A Nestlé está redesenhando parte de seu portfólio para um novo tipo de consumidor: o usuário de medicamentos para perda de peso como Ozempic e Wegovy. A gigante suíça de alimentos, antes vista como uma das potenciais vítimas da revolução dos fármacos da classe GLP-1, agora busca transformar a ameaça em uma nova avenida de crescimento.
O movimento é uma resposta direta à ansiedade do mercado. A popularização de tratamentos que reduzem drasticamente o apetite, liderados pela Novo Nordisk e Eli Lilly, gerou temores de que a demanda por alimentos processados e snacks — o coração do negócio da Nestlé — sofreria um golpe estrutural. A leitura da companhia, no entanto, é que se um mercado se fecha, outro se abre. Segundo reportagem da agência Reuters, a estratégia é focar nas necessidades nutricionais específicas e nos efeitos colaterais decorrentes do uso desses medicamentos.
Do Risco à Oportunidade
O pânico inicial dos investidores era justificado: menos apetite significa, em tese, menos vendas. A Nestlé, contudo, aposta na sofisticação. A perda de peso rápida induzida pelos GLP-1 frequentemente acarreta a diminuição de massa muscular e outros desequilíbrios nutricionais. É exatamente nesse nicho que a companhia está mirando, desenvolvendo produtos que ajudam a preservar músculos, repor vitaminas e manter a saúde da pele.
A empresa já colocou no mercado produtos direcionados, como shakes com alto teor de proteína da marca Boost, nos Estados Unidos, e versões do achocolatado Milo com mais proteína em mercados asiáticos. A lógica é simples: em vez de lutar contra a maré da perda de peso, a Nestlé quer vender os produtos complementares a ela. Trata-se de uma transição de vender calorias para vender nutrição funcional.
Inovação Acelerada por IA
A velocidade da resposta da Nestlé é, em parte, creditada ao uso de tecnologia. A companhia afirma estar utilizando inteligência artificial para acelerar o ciclo de pesquisa e desenvolvimento. Ferramentas de IA analisam milhares de estudos clínicos e artigos científicos para identificar combinações de nutrientes e tendências de consumo emergentes entre os usuários de GLP-1, permitindo o desenvolvimento mais rápido de novas formulações.

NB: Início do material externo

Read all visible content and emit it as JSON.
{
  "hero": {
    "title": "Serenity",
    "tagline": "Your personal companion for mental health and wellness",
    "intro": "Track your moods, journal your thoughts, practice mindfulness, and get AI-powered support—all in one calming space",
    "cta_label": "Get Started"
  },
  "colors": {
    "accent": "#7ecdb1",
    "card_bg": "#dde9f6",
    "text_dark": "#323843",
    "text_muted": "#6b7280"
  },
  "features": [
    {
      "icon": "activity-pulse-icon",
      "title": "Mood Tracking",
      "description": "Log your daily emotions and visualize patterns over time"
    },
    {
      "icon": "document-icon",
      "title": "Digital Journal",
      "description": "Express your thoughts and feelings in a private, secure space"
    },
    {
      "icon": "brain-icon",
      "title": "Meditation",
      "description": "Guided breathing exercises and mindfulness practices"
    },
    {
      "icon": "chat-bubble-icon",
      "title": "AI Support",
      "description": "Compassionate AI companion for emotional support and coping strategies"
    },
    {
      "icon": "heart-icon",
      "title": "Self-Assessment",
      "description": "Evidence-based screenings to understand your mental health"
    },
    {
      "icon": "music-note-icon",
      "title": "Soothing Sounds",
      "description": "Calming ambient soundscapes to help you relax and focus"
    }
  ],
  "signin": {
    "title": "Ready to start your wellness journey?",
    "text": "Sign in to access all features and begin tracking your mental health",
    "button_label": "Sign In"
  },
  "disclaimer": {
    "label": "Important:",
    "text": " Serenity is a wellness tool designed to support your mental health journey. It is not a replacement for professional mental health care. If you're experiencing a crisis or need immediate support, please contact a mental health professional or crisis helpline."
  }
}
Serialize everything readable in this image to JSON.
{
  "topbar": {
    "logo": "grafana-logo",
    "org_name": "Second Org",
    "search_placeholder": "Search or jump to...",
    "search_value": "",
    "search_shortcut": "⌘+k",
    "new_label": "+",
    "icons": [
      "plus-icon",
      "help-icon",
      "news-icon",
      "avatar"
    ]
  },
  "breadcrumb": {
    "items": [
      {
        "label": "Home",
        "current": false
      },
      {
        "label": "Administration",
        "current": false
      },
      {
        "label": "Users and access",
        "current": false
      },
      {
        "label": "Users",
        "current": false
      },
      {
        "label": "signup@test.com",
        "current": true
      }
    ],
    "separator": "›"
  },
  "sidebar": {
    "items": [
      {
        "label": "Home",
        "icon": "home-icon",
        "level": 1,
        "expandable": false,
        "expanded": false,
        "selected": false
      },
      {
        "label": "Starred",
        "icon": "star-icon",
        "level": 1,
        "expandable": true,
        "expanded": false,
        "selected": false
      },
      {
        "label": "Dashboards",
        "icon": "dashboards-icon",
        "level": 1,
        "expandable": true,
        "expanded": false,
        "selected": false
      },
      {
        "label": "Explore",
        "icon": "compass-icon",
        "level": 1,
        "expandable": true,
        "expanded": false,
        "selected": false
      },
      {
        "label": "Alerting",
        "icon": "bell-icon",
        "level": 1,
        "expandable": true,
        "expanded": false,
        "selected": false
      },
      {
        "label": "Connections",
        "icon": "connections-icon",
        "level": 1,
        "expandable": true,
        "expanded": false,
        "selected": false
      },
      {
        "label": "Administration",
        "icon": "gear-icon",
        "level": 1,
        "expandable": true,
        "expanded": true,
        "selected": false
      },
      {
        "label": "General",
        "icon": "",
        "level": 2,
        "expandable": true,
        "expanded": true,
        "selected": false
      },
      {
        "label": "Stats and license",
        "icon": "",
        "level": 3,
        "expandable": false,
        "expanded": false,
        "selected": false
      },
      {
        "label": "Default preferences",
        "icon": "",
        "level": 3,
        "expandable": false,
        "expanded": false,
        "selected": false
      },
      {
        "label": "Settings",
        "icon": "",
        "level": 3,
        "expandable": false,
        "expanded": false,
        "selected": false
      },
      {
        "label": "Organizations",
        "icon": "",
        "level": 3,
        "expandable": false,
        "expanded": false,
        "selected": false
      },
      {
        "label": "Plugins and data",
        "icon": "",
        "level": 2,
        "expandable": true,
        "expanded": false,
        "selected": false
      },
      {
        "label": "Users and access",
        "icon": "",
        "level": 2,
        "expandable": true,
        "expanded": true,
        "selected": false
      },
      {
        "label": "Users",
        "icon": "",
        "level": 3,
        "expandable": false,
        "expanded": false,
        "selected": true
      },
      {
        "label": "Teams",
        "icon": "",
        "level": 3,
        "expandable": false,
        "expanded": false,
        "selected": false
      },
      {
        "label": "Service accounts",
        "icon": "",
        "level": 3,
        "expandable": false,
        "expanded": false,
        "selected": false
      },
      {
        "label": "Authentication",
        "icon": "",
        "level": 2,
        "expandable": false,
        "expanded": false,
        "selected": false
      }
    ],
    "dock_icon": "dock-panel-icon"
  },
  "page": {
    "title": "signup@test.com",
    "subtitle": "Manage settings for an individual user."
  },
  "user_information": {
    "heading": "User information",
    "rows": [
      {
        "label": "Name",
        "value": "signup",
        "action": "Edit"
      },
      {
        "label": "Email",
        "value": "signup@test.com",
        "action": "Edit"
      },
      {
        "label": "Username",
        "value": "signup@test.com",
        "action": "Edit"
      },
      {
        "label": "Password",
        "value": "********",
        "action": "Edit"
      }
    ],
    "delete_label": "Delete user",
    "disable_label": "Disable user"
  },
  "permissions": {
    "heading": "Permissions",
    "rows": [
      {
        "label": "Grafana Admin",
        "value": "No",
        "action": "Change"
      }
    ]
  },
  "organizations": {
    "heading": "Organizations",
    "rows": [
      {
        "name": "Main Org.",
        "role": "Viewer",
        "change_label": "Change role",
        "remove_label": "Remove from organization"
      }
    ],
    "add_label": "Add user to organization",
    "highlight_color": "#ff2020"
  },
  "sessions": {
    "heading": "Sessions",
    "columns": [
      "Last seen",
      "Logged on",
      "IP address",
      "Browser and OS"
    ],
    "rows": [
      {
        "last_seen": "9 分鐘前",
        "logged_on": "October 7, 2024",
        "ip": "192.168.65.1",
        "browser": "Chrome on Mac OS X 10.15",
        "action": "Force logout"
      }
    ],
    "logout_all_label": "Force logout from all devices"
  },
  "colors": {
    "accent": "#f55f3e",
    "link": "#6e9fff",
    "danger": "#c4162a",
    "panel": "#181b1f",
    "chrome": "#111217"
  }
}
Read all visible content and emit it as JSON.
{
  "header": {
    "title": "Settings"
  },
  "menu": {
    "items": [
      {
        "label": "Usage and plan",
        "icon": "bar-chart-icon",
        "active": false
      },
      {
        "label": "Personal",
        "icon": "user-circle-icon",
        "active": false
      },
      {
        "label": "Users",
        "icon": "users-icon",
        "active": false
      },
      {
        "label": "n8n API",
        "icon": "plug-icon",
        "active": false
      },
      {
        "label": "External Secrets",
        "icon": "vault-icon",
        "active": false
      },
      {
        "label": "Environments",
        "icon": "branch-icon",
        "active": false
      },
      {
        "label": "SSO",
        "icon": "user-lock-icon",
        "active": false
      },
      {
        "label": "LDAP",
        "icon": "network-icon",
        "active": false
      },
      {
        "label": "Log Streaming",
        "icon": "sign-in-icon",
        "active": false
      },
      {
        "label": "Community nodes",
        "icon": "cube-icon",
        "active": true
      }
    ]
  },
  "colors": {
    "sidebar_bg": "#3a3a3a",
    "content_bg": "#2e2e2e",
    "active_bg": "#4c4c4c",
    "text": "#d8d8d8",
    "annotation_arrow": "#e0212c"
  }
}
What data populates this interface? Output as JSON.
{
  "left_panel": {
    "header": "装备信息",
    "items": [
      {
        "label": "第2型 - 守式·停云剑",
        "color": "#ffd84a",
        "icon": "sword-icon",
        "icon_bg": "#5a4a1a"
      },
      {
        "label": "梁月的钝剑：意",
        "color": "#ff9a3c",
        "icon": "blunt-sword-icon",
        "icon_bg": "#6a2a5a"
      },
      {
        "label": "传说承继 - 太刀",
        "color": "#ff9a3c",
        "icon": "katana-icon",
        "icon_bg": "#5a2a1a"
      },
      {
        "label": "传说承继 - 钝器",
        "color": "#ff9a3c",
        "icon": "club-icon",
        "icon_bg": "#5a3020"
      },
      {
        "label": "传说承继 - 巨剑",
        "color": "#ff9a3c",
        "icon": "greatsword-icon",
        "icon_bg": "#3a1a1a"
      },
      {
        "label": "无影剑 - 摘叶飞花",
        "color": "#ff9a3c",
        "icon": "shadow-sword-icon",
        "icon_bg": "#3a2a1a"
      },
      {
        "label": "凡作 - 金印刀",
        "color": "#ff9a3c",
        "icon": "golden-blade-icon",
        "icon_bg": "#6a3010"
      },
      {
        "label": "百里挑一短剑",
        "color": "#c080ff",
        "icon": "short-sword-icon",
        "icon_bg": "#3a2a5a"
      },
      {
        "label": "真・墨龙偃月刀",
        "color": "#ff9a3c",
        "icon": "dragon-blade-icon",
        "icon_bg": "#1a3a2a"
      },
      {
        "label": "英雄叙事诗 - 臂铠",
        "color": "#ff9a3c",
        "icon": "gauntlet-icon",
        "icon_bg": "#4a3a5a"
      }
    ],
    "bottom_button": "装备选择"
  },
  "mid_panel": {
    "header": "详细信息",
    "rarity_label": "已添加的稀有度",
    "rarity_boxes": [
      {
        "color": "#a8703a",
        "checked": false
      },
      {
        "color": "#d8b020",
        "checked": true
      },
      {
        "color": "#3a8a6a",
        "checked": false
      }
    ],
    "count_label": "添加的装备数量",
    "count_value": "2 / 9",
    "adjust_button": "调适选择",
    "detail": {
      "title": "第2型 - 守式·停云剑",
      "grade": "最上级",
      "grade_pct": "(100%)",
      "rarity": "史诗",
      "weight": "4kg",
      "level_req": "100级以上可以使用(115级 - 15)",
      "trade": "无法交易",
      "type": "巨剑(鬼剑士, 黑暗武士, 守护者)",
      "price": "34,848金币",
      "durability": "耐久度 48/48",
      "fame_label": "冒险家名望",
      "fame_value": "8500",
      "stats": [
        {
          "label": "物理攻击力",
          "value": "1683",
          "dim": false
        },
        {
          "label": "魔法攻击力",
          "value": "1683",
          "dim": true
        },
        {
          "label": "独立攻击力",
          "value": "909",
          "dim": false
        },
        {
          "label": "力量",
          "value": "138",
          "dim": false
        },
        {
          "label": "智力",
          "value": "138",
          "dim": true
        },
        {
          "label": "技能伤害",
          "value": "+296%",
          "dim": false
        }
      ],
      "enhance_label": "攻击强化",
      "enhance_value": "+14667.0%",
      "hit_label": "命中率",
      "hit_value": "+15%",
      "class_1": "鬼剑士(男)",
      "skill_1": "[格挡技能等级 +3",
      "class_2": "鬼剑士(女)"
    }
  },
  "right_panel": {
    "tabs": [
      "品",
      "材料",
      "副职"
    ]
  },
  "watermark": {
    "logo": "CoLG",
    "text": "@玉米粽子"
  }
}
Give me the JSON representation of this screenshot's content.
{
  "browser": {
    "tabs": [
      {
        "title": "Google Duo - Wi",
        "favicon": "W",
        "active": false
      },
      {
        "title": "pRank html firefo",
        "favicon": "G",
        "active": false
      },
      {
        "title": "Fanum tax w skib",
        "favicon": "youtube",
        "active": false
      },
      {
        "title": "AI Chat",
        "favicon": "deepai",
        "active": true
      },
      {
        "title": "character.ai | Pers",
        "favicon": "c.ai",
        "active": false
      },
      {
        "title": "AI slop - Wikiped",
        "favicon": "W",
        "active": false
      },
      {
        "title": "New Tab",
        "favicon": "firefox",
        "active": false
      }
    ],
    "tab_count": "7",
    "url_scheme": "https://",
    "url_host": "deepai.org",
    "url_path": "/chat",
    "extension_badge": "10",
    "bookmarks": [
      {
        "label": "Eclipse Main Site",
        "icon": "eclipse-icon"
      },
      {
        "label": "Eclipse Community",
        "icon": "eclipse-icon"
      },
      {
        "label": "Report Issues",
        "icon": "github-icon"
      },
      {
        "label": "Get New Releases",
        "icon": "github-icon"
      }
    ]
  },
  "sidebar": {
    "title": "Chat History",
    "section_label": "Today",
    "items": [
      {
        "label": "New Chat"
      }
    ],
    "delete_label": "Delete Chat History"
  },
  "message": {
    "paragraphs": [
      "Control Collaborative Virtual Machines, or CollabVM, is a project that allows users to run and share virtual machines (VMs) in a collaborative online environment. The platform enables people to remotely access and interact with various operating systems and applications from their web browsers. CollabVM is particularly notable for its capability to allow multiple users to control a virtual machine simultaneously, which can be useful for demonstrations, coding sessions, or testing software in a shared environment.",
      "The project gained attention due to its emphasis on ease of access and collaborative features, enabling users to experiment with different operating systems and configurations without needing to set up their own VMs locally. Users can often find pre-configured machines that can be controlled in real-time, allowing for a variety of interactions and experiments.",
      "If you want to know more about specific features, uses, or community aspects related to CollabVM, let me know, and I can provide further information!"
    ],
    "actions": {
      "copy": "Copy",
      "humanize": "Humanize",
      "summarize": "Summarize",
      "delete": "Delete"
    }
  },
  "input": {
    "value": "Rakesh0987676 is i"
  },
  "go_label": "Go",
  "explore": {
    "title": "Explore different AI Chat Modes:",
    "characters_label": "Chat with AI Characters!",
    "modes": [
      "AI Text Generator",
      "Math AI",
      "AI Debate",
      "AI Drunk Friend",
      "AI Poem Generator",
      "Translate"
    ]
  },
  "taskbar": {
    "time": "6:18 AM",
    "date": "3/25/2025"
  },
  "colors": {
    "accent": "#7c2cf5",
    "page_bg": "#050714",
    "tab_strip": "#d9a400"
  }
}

Essa abordagem permite à Nestlé não apenas reagir, mas se antecipar. A empresa monitora redes sociais para captar mudanças de hábitos e utiliza plataformas internas para simular o comportamento de consumidores e reformular receitas. O uso de IA para decodificar um novo segmento de consumidores em tempo real representa uma vantagem competitiva crucial, transformando o tradicional e lento P&D da indústria alimentícia em um processo mais ágil e data-driven.
O movimento da Nestlé pode servir de roteiro para outras gigantes de bens de consumo. A questão para a indústria de alimentos não é mais se os medicamentos para perda de peso irão impactar seus negócios, mas como elas irão se adaptar. A estratégia de transformar um desafio existencial em uma categoria de produtos premium e funcionais mostra um caminho possível, onde a ciência farmacêutica e a nutrição andam de mãos dadas.